The snapshot of Jesus calling the disciples comes into play here. Like the slayers and the disciples, we too contemplate, gather, and prepare to teach ourselves and each other to build a group to see, name, and cast out the unclean spirits of insecurity, ego, fear, prejudice, systemic evil, and territorialism. In the few verses that Jake read, we know Jesus had to replenish himself by going to a quiet place to pray. He regrouped with the disciples and they continued their ministry with new folks.
We are in our quiet places of prayer right now facing some unclean spirits that we cannot easily slay.
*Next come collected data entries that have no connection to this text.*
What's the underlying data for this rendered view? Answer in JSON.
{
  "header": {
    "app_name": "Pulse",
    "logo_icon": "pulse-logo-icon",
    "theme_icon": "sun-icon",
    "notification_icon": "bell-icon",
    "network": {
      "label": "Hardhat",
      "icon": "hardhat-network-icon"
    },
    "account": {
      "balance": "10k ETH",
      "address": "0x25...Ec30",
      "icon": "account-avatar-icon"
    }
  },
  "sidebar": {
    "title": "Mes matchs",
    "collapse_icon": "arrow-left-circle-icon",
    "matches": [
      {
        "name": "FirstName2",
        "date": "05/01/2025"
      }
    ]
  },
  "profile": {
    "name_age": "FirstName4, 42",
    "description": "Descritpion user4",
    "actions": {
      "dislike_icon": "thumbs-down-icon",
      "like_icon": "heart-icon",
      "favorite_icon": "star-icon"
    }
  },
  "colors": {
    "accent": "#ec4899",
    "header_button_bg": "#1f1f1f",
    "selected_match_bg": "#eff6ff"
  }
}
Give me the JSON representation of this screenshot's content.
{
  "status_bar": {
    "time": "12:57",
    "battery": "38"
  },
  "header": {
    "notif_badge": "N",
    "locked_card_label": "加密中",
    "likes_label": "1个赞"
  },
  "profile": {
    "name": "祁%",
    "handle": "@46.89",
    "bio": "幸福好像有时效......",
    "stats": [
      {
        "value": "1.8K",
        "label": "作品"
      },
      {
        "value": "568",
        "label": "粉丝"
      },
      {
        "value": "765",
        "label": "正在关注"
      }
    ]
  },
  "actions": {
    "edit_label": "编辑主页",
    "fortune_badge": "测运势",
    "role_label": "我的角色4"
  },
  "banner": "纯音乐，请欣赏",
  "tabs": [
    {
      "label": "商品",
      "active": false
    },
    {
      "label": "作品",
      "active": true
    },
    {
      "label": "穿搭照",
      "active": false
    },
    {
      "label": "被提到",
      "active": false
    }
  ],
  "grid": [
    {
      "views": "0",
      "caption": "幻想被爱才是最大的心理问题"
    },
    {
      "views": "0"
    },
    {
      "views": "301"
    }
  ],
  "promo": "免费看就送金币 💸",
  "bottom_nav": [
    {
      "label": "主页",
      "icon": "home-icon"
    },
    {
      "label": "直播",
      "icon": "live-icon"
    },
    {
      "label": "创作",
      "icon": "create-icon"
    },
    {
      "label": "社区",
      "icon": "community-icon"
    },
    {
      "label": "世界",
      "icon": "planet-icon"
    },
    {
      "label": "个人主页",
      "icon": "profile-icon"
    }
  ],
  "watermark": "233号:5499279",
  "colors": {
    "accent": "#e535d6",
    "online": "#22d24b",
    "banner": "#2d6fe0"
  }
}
However, we will emerge and regroup, changed from this time. We will be ready to embrace Jacqueline Novogratz’s idea in Manifesto for a Moral Revolution. She declares, “What if our Golden Rule were not only ‘Do unto others as you would have done to you,’ but also give more to the world than you take from it?”
Let’s not only be taken by surprise by powerful memories or the flips and turns of our world. Let’s choose to live in surprising ways, casting out unclean spirits by living out the grounding principle of doing justice, loving kindness, and walking humbly with God.